There’s a painter in Milwaukee, Greg Klassen, he’s been painting here seriously for 20 years, and he hasn’t been discovered yet. And he’s a very good painter. But he and his work don’t fit into an existing and current dialogue, which as we know moves the focus around and delimits it, sometimes to the detriment of “discovery.” He studied under Gerhard Richter in Düsseldorf in the early ’90s, then came back to Milwaukee and continued his project, which is a kind of tendril of Richter’s concerns. He has produced a great body of work. Does it apply anywhere else? I don’t know. It’s a risk for a curator to do a show with little exterior justification. It’s all on you, on your word, your research, your care and concern that this artist’s work is well-represented. It’s hard to gather support behind any idiosyncratic choice. But those risks are always worthwhile.
Why should government fund the arts?
A great question. I’ve been poring over old issues of M/E/A/N/I/N/G magazine, which arose (publicly funded) right around the time of the demise of the NEA individual artist granting system. Reminded me what a difference an annual $170-odd million could do for art and artists in this country.
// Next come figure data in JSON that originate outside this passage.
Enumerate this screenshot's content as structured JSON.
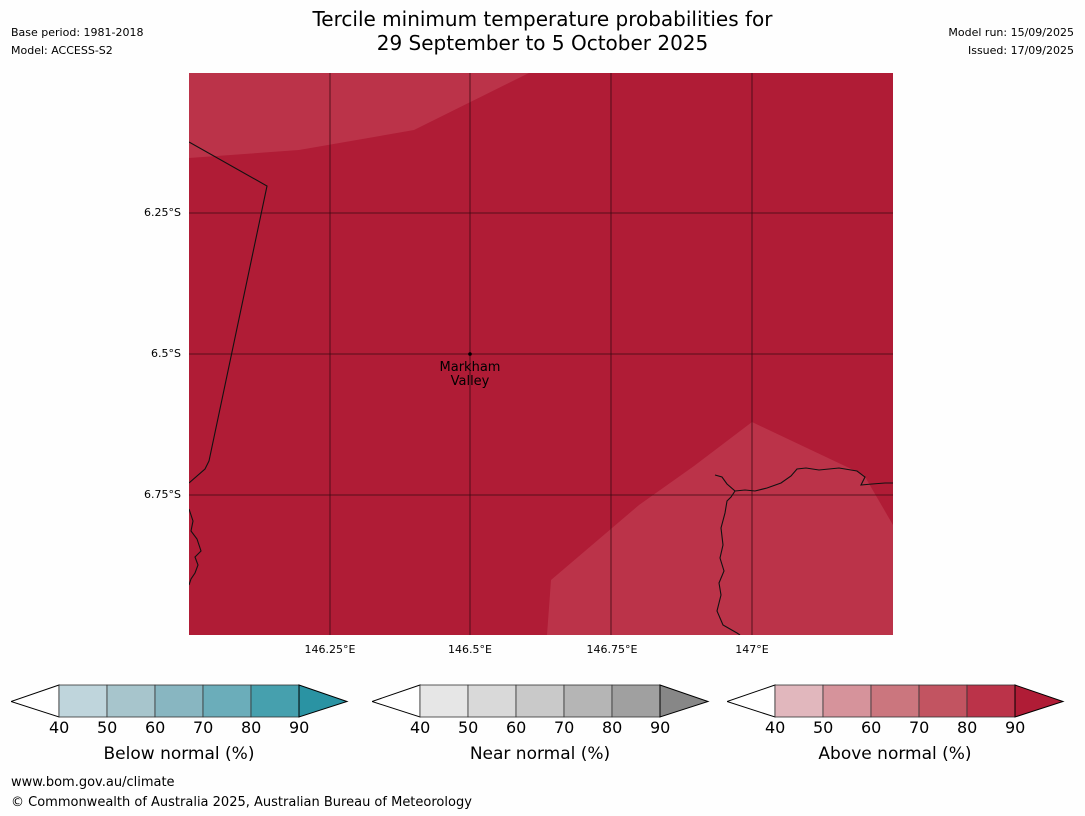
{
  "header": {
    "title_line1": "Tercile minimum temperature probabilities for",
    "title_line2": "29 September to 5 October 2025",
    "base_period": "Base period: 1981-2018",
    "model": "Model: ACCESS-S2",
    "model_run": "Model run: 15/09/2025",
    "issued": "Issued: 17/09/2025"
  },
  "map": {
    "lat_labels": [
      "6.25°S",
      "6.5°S",
      "6.75°S"
    ],
    "lon_labels": [
      "146.25°E",
      "146.5°E",
      "146.75°E",
      "147°E"
    ],
    "place_label_line1": "Markham",
    "place_label_line2": "Valley"
  },
  "colorbars": [
    {
      "title": "Below normal (%)",
      "ticks": [
        "40",
        "50",
        "60",
        "70",
        "80",
        "90"
      ],
      "colors": [
        "#bfd5dc",
        "#a7c5cc",
        "#88b6c1",
        "#6badba",
        "#46a0ae",
        "#2a93a3"
      ]
    },
    {
      "title": "Near normal (%)",
      "ticks": [
        "40",
        "50",
        "60",
        "70",
        "80",
        "90"
      ],
      "colors": [
        "#e6e6e6",
        "#d9d9d9",
        "#c9c9c9",
        "#b5b5b5",
        "#a0a0a0",
        "#878787"
      ]
    },
    {
      "title": "Above normal (%)",
      "ticks": [
        "40",
        "50",
        "60",
        "70",
        "80",
        "90"
      ],
      "colors": [
        "#e1b7bd",
        "#d6939b",
        "#cb767e",
        "#c25461",
        "#bb3349",
        "#b01c36"
      ]
    }
  ],
  "footer": {
    "url": "www.bom.gov.au/climate",
    "copyright": "© Commonwealth of Australia 2025, Australian Bureau of Meteorology"
  }
}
The first thing is to recognize that even the most detached forms of contemporary art are absolutely essential to society. My bottom line is that anyone in this profession who thinks otherwise, or doubts this, even for a moment, should consider a different line of work. I don’t like to lean on statistics, especially economic justifications, like the fact that more people visit the Metropolitan museum in a year than Yankee Stadium, but this one makes an elegant point. The effect of art is hard to gauge, however, and gets grossly oversimplified. The whole point of the thing, for me, is to keep complexity alive and breathing, resolutely and defiantly, within the popular discourse. Our government is actually designed to promote dissensus, the sustenance of the minority. I feel I must remind my fellow citizens that the essence of democracy is to protect the minority from the tyranny of the majority, and arguments toward popular opinion tend to speciously overlook this essential fact.
Nicholas Frank was curator at the Institute of Visual Arts (Inova) in Milwaukee from 2006-2011, and currently teaches in the Integrated Studio Arts program at the Milwaukee Institute of Art & Design. His heavy metal seance band, Demono, will release a live recording on the Augurari label in late 2011.